Çok çalışmaktır önemli olan, sahip olunulacak pozisyondur. Cevabı baştan belirlenmiş sorulardandır bu soru da, çok nadir samimidir bu soru karşısında kurulan cümleler.
Ne istediğimi, ne istemediğimi çok iyi bilirim. İstemediğim bir şeyi yapmam, olmam, başarmam mümkün değildir. Severmiş gibi yapmaya çalışmışlığım da olmuştur. Nafiledir bu çabalar her daim. Eğreti durur üzerimde sahte duygular, yakayı anında ele veririm. Ne istediğime karar vermişsem bir kere, zordur fikrimi değiştirmek, aksine ikna etmek beni. Doğru bildiğim yola çıkarken, arkama bakmam, bileğimden yakalanmam. O diyarları görmeye, o denizlerde yüzmeye giderim, hiç durmam.

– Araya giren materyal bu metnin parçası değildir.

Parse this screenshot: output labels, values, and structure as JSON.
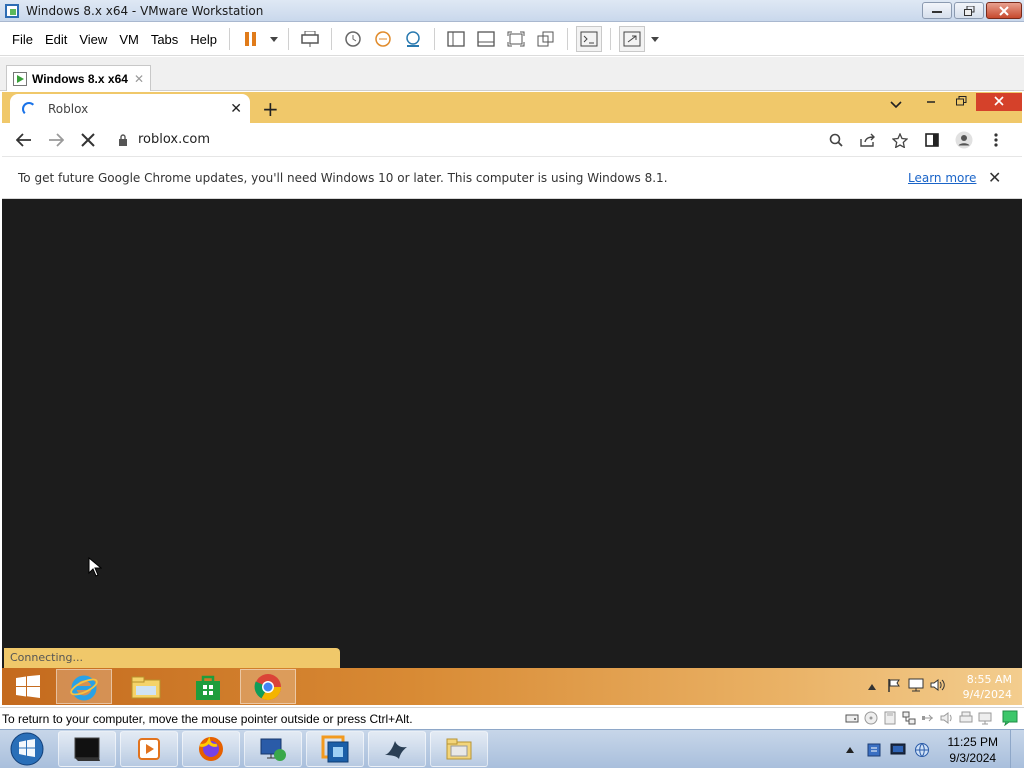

Pişmanlığım pek yoktur bu yüzden. Hata bile olsa yaptığım, istediğim için yaptığımı bilirim. ‘O an benim için en doğrusu oydu’ derim. Zordur böyle kendi seçimlerinle yaşamak. Düştüğün zaman tek sorumlusu sensindir. Parmağını sallayacağın, ‘senin yüzünden bak ne haldeyim’ diyeceğin bir allahın kulu yoktur. Bir de üstüne ‘ben sana söylediydim!’ nidalarına maruz kalırsın, ağzını açamazsın.

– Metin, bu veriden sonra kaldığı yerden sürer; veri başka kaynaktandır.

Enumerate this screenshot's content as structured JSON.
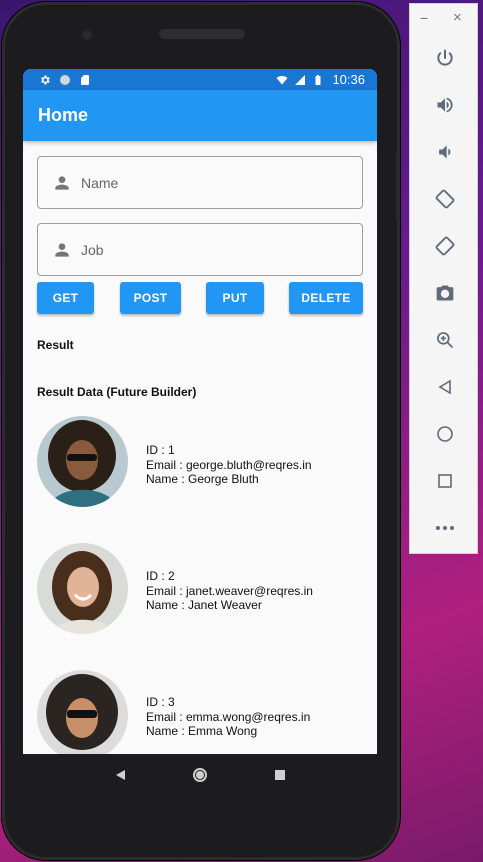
{
  "statusbar": {
    "time": "10:36"
  },
  "appbar": {
    "title": "Home"
  },
  "form": {
    "name_placeholder": "Name",
    "job_placeholder": "Job"
  },
  "buttons": {
    "get": "GET",
    "post": "POST",
    "put": "PUT",
    "delete": "DELETE"
  },
  "result": {
    "label": "Result"
  },
  "result_data": {
    "label": "Result Data (Future Builder)",
    "users": [
      {
        "id": "ID : 1",
        "email": "Email : george.bluth@reqres.in",
        "name": "Name : George Bluth"
      },
      {
        "id": "ID : 2",
        "email": "Email : janet.weaver@reqres.in",
        "name": "Name : Janet Weaver"
      },
      {
        "id": "ID : 3",
        "email": "Email : emma.wong@reqres.in",
        "name": "Name : Emma Wong"
      }
    ]
  },
  "emulator": {
    "minimize": "−",
    "close": "×",
    "controls": [
      "power-icon",
      "volume-up-icon",
      "volume-down-icon",
      "rotate-left-icon",
      "rotate-right-icon",
      "camera-icon",
      "zoom-icon",
      "back-icon",
      "home-icon",
      "overview-icon",
      "more-icon"
    ]
  },
  "colors": {
    "primary": "#2196f3",
    "statusbar": "#1976d2"
  }
}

Yüreğini dinleyip düştüğün yollar, hesapsız meydanlara dahi çıkarsa seni, sahiplenirsin hatalarını. ‘Benim olduğu için güzel bu hata’ demeyi öğrendiğin zaman bilirsin asla kaybetmeyeceğini. Hayatın en önemli dersini almışsan eğer, hatalarını öğretmen kabul eder, devam edersin yoluna. Düşe, kalka ararsın bazen mutluluğu seçtiğin yolda, dizlerin yara bere içinde kalır. Çıplak ayakla, tutkuyla koşarsın çoğunlukla güneşin ısıttığı patikada. Yol senin yolundur ya, gerisi palavra.
Kazandığın zaman? Ah ne güzel bir duygudur o! Ben yaptım, ben başardım, diyebilmek nasıl bir mutluluktur? Tüm dünyaya meydan okuyarak kazanmışsan bir de. Olmaz, tutmaz diyenlere inat, çalmışsan yoğurdunu göle, doyum olmaz başarının o başdöndüren tadına.
Yüreğini dinlemek, anlamak, toplum baskılarından, bir örneklikten, olması gerekenlerden ayırıp, tam olarak ne istediğini bilmek, çok ciddi bir meseledir. Kendini çok iyi tanımayı, yılların çabasını, kendini avutmak için uydurduğun bahaneleri bir yana koymayı gerektirir. ‘Ben mutluyum’ yalanını söyleye söyleye kendin de inanmışsan hele, çok cılız kalır o ses, duymazsın bile.
Şikayet eder durursun hayatından. Değiştirebileceğin ihtimali bile gerçek gelmez sana, cesaretsizsindir. Böyle gelmiş, böyle gidecektir yaşam. Rasyonellik adına, tıkarsın kulaklarını bazen feryat figan kendi istediğini yaptırmaya çalışan kalbe. Beyin kazanıyorsa senin savaşlarını, mutluluğun yerinin orada olmadığını hatırlatmak isterim.
‘Sen şanslısın, beni anlayamazsın, senin hayatın ne güzel’ cümlesini deli saçması, dahası ödlek bulmam, seçim yapma hakkına verdiğim büyük önemden. İstediğin herşeyi alabilirsin, ama herşeyi. Doğru, sonuçlarına katlanmak zorunda kalacaksın. Kendi seçimin olmayan bir hayata katlanmanın yanında ne ki?
Ne istediğine karar ver, hemen şimdi. Git ve al. Amasız, ancaksız, bahanesiz, ‘ben başaramam’sız. Emin ol kendini ve dünyayı kandırmak için harcadığın çaba kadar çaba sarfetmene gerek kalmayacaktır.
Duyamıyor musun yüreğinin sesi, karmaşık mesajlar mı veriyor sana?
Gözlerini sıkıca yum ve 10 yıl sonra verdiğin bir partiyi düşün. Mutluluktan ayakların yere basmıyor. Çok sevdiğin 10 kişi gelmiş partine. Kapıdan giren kulağına bir şey fısıldıyor ve seni tebrik ediyor.
Neredesin? Partini ne için veriyorsun? Gelenler kim? Ortamı iyice kafanda canlandır, kendi evin mi burası, bahçeli bir evde mi yaşıyorsun? Kapıdan girenlerin kurduğu cümleler neler? Hep kurmak istediğin o işi mi kurdun? Yeni bir araba mı satın aldın? Başka bir ülkeye mi taşındın? Hayalini kurup durduğun mesleğe mi adım attın yoksa, ne bu partinin amacı?
10 yıl sonra olmak istediğin yeri, hayatında olmasını istediğin insanları, yaşamayı seçtiğin hikayeyi artık biliyorsun. Hayalgücün biraz genişse oldukça renkli bir şekilde yaşadın bile. Şimdi git ve al, ne duruyorsun?
Yapamıyor musun?
Peki, kendinden başka suçlayacak kimsenin olmadığını görebiliyor musun en azından?